Aufbau der Montage: Die zweite Montage ist ganz anders aufgebaut als die Erste. Zunächst montierst du statt der Pose einen Sbirolino. Das Gewicht sollte hier von der vorherrschenden Gewässertiefe und Wurfweite abhängig gemacht werden. An großen Gewässern musst du wohlmöglich weiter werfen, als an kleinen Anlagen. Empfehlenswert sind Modelle zwischen 10 und 30 Gramm. Unsere Sbirolinos sind so konzipiert, dass sie trotz der unterschiedlichen Gewichte auch in verschiedenen Gewässertiefen laufen können. Das ermöglicht auch an großen Gewässern eine flache Köderführung und umgekehrt. Hinter dem Sbirolino wird kein Glasgewicht angebracht. Der Rest ist identisch wie bei der ersten Montage. Eine Übersicht unserer Sbirolinos erhältst du in der nächsten Grafik.

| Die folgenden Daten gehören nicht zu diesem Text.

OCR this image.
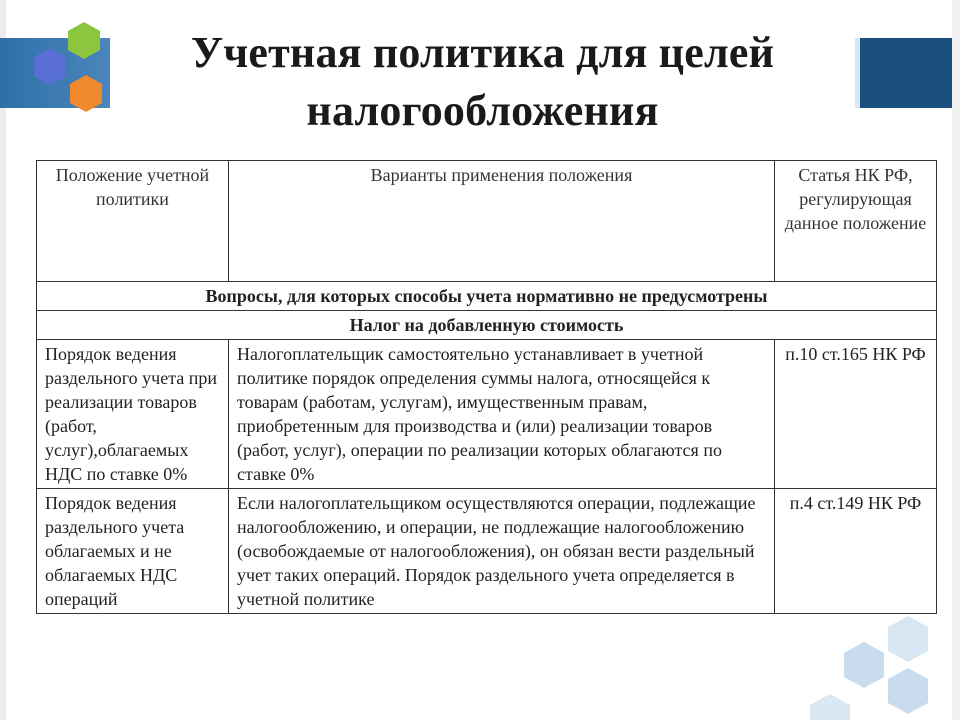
Учетная политика для целей
налогообложения
Положение учетной политики	Варианты применения положения	Статья НК РФ, регулирующая данное положение
Вопросы, для которых способы учета нормативно не предусмотрены		
Налог на добавленную стоимость		
Порядок ведения раздельного учета при реализации товаров (работ, услуг),облагаемых НДС по ставке 0%	Налогоплательщик самостоятельно устанавливает в учетной политике порядок определения суммы налога, относящейся к товарам (работам, услугам), имущественным правам, приобретенным для производства и (или) реализации товаров (работ, услуг), операции по реализации которых облагаются по ставке 0%	п.10 ст.165 НК РФ
Порядок ведения раздельного учета облагаемых и не облагаемых НДС операций	Если налогоплательщиком осуществляются операции, подлежащие налогообложению, и операции, не подлежащие налогообложению (освобождаемые от налогообложения), он обязан вести раздельный учет таких операций. Порядок раздельного учета определяется в учетной политике	п.4 ст.149 НК РФ
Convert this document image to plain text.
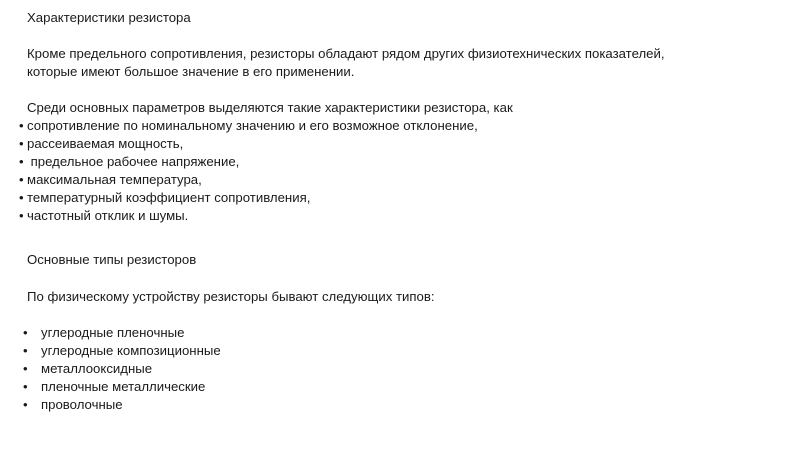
Характеристики резистора

Кроме предельного сопротивления, резисторы обладают рядом других физиотехнических показателей,

которые имеют большое значение в его применении.

Среди основных параметров выделяются такие характеристики резистора, как

• сопротивление по номинальному значению и его возможное отклонение,
• рассеиваемая мощность,
•  предельное рабочее напряжение,
• максимальная температура,
• температурный коэффициент сопротивления,
• частотный отклик и шумы.

Основные типы резисторов

По физическому устройству резисторы бывают следующих типов:

• углеродные пленочные
• углеродные композиционные
• металлооксидные
• пленочные металлические
• проволочные
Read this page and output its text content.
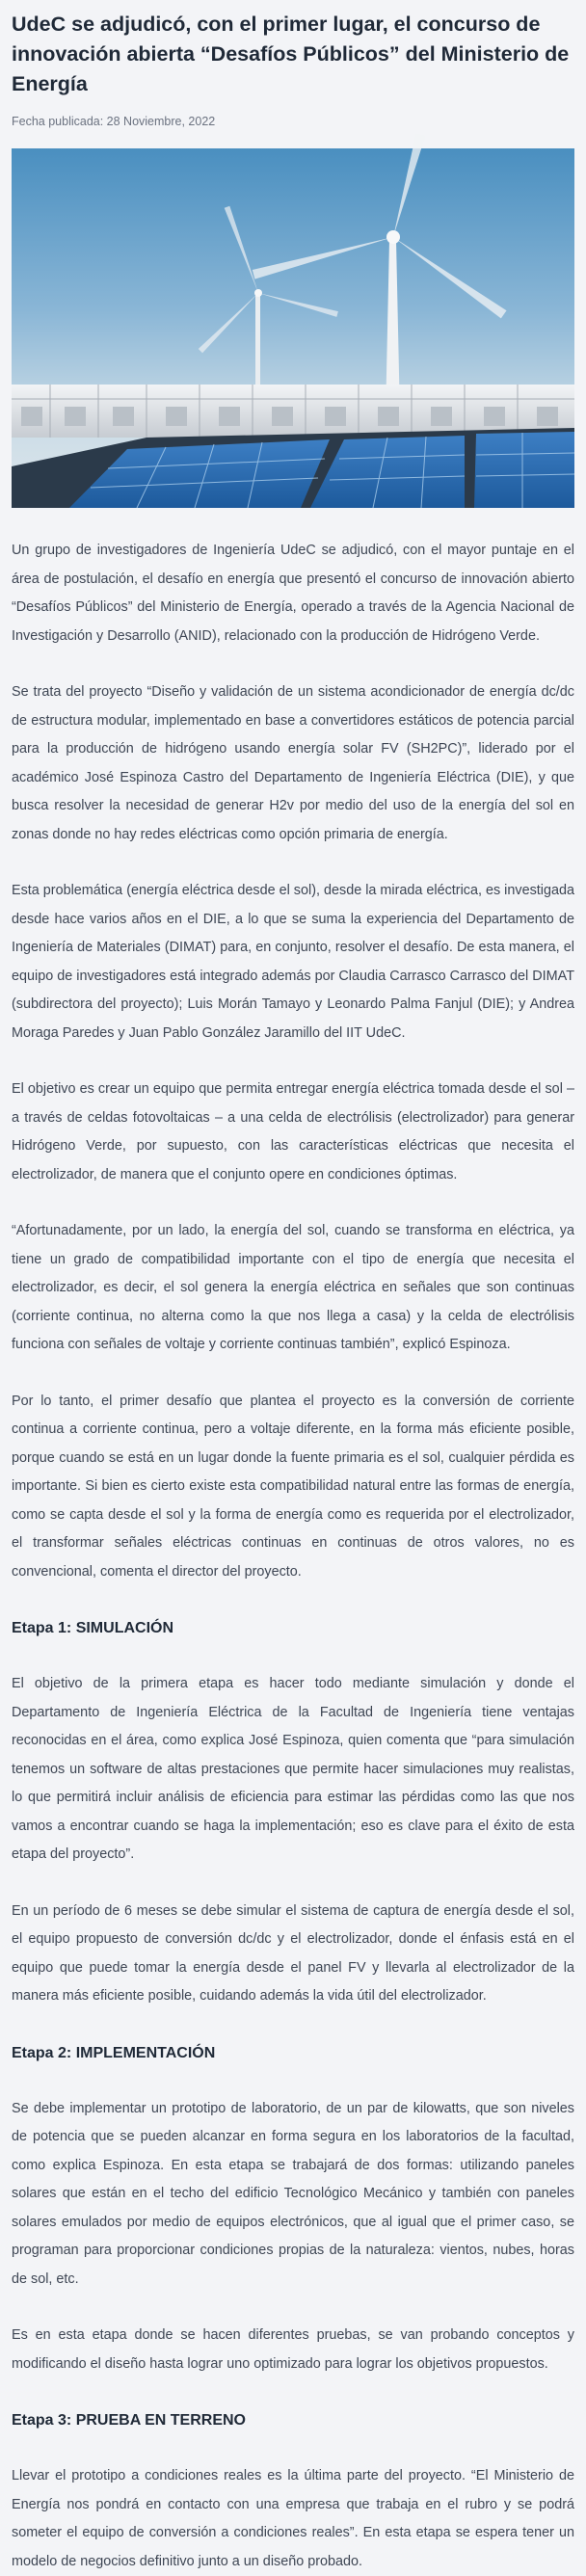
UdeC se adjudicó, con el primer lugar, el concurso de innovación abierta “Desafíos Públicos” del Ministerio de Energía
Fecha publicada: 28 Noviembre, 2022

Un grupo de investigadores de Ingeniería UdeC se adjudicó, con el mayor puntaje en el área de postulación, el desafío en energía que presentó el concurso de innovación abierto “Desafíos Públicos” del Ministerio de Energía, operado a través de la Agencia Nacional de Investigación y Desarrollo (ANID), relacionado con la producción de Hidrógeno Verde.

Se trata del proyecto “Diseño y validación de un sistema acondicionador de energía dc/dc de estructura modular, implementado en base a convertidores estáticos de potencia parcial para la producción de hidrógeno usando energía solar FV (SH2PC)”, liderado por el académico José Espinoza Castro del Departamento de Ingeniería Eléctrica (DIE), y que busca resolver la necesidad de generar H2v por medio del uso de la energía del sol en zonas donde no hay redes eléctricas como opción primaria de energía.

Esta problemática (energía eléctrica desde el sol), desde la mirada eléctrica, es investigada desde hace varios años en el DIE, a lo que se suma la experiencia del Departamento de Ingeniería de Materiales (DIMAT) para, en conjunto, resolver el desafío. De esta manera, el equipo de investigadores está integrado además por Claudia Carrasco Carrasco del DIMAT (subdirectora del proyecto); Luis Morán Tamayo y Leonardo Palma Fanjul (DIE); y Andrea Moraga Paredes y Juan Pablo González Jaramillo del IIT UdeC.

El objetivo es crear un equipo que permita entregar energía eléctrica tomada desde el sol – a través de celdas fotovoltaicas – a una celda de electrólisis (electrolizador) para generar Hidrógeno Verde, por supuesto, con las características eléctricas que necesita el electrolizador, de manera que el conjunto opere en condiciones óptimas.

“Afortunadamente, por un lado, la energía del sol, cuando se transforma en eléctrica, ya tiene un grado de compatibilidad importante con el tipo de energía que necesita el electrolizador, es decir, el sol genera la energía eléctrica en señales que son continuas (corriente continua, no alterna como la que nos llega a casa) y la celda de electrólisis funciona con señales de voltaje y corriente continuas también”, explicó Espinoza.

Por lo tanto, el primer desafío que plantea el proyecto es la conversión de corriente continua a corriente continua, pero a voltaje diferente, en la forma más eficiente posible, porque cuando se está en un lugar donde la fuente primaria es el sol, cualquier pérdida es importante. Si bien es cierto existe esta compatibilidad natural entre las formas de energía, como se capta desde el sol y la forma de energía como es requerida por el electrolizador, el transformar señales eléctricas continuas en continuas de otros valores, no es convencional, comenta el director del proyecto.

Etapa 1: SIMULACIÓN

El objetivo de la primera etapa es hacer todo mediante simulación y donde el Departamento de Ingeniería Eléctrica de la Facultad de Ingeniería tiene ventajas reconocidas en el área, como explica José Espinoza, quien comenta que “para simulación tenemos un software de altas prestaciones que permite hacer simulaciones muy realistas, lo que permitirá incluir análisis de eficiencia para estimar las pérdidas como las que nos vamos a encontrar cuando se haga la implementación; eso es clave para el éxito de esta etapa del proyecto”.

En un período de 6 meses se debe simular el sistema de captura de energía desde el sol, el equipo propuesto de conversión dc/dc y el electrolizador, donde el énfasis está en el equipo que puede tomar la energía desde el panel FV y llevarla al electrolizador de la manera más eficiente posible, cuidando además la vida útil del electrolizador.

Etapa 2: IMPLEMENTACIÓN

Se debe implementar un prototipo de laboratorio, de un par de kilowatts, que son niveles de potencia que se pueden alcanzar en forma segura en los laboratorios de la facultad, como explica Espinoza. En esta etapa se trabajará de dos formas: utilizando paneles solares que están en el techo del edificio Tecnológico Mecánico y también con paneles solares emulados por medio de equipos electrónicos, que al igual que el primer caso, se programan para proporcionar condiciones propias de la naturaleza: vientos, nubes, horas de sol, etc.

Es en esta etapa donde se hacen diferentes pruebas, se van probando conceptos y modificando el diseño hasta lograr uno optimizado para lograr los objetivos propuestos.

Etapa 3: PRUEBA EN TERRENO

Llevar el prototipo a condiciones reales es la última parte del proyecto. “El Ministerio de Energía nos pondrá en contacto con una empresa que trabaja en el rubro y se podrá someter el equipo de conversión a condiciones reales”. En esta etapa se espera tener un modelo de negocios definitivo junto a un diseño probado.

Führungstechnik: Auch bei der zweiten Montage wird aktiv auf Forelle gefischt. Das heißt du wirfst Sie wieder an eine beliebige Stelle im Teich und ziehst sie anschließend langsam an dich heran. Forellen lassen sich durch die Bewegung des Propellers auch aus weiter Entfernung anlocken.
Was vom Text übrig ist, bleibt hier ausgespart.